The U.S. Patent and Trademark Office (USPTO) is responsible for issuing U.S. patents that protect new ideas and investments in innovation and creativity.However, recent increases in both the complexity and volume of patent applications have lengthened the time it takes USPTO to process patents (“pendency”) and have raised concerns among intellectual property organizations, patent holders, and others about the quality of the patents that are issued. Over the last 10 years, the number of patent applications filed annually with USPTO has increased 91 percent from about 185,000 in 1994 to over 350,000 in 2004. USPTO’s resources have not kept pace with the rising number and complexity of patent applications it must review. Moreover, at times, USPTO officials acknowledge they have had difficulty competing with the private sector to attract and retain staff with the high degree of scientific, technical, and legal knowledge required to be patent examiners. To help the agency address these challenges, Congress passed a law requiring USPTO to improve patent quality, implement electronic government

The report is worth a read, as it highlights the challenges and progress that USPTO is and isn’t making…

Geeklawyer (Another good law blog — blawg) mentioned a similar thing when discussing the Blackberry case.

The adverse policy implications of patents are often rather hard to communicate to the public. The appalling state of the American Patent Office is generally of interest to no-one but digital rights activists patentees and their lawyers. The Blackberry debacle brings this into profound relief. News coverage seems to consist of large numbers of people all repeating the theme: “My life depends on this. If I can’t get my emails I’m in real trouble. This could be a personal disaster“.

Geeklawyer suspects that if you told these people that they are in this position because of a weak patent examination procedure caused by a combination of underfunding and policy skewed towards the applicant, as a result of corporate lobbying, they would march to Virginia and torch the place.

Assuming, that is, that someone hasn’t already patented public torchings.

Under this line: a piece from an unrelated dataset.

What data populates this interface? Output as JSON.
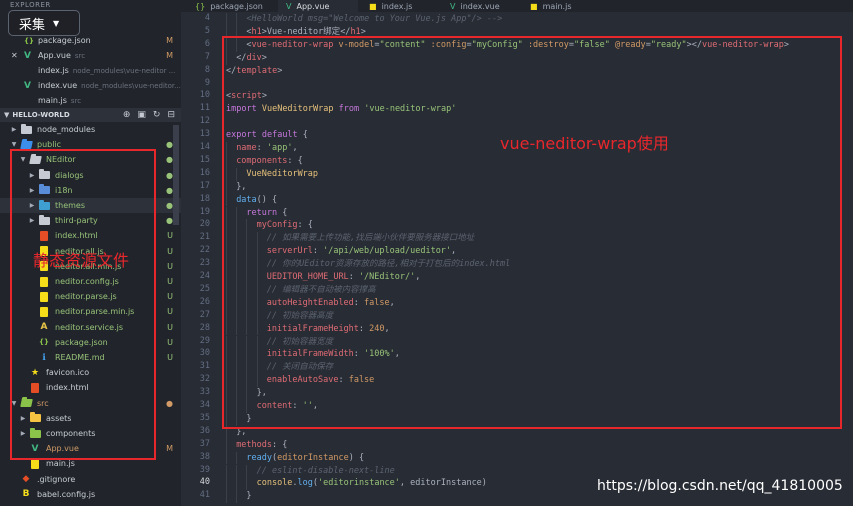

It is easy to criticise bad patents, but that doesn’t mean that we should do away with patents, or necessarily drastically  reform the Patent  law itself. It has worked relatively well over the last 300 years or so.

My simple suggestion.  Fund the patent offices adequately. Attract great people to work in them, and give them the time to adequately assess the prior art.  If this means Patents end up costing more, are harder to get, and there are fewer of them, then so be it. 

Perhaps we need some innovations in Patent fees  somehow linked to the revenue that the patient generates?

I believe good patents stimulate invention and innovation. Bad patents do the opposite. European and US governments should invest more in the patent adminstration process.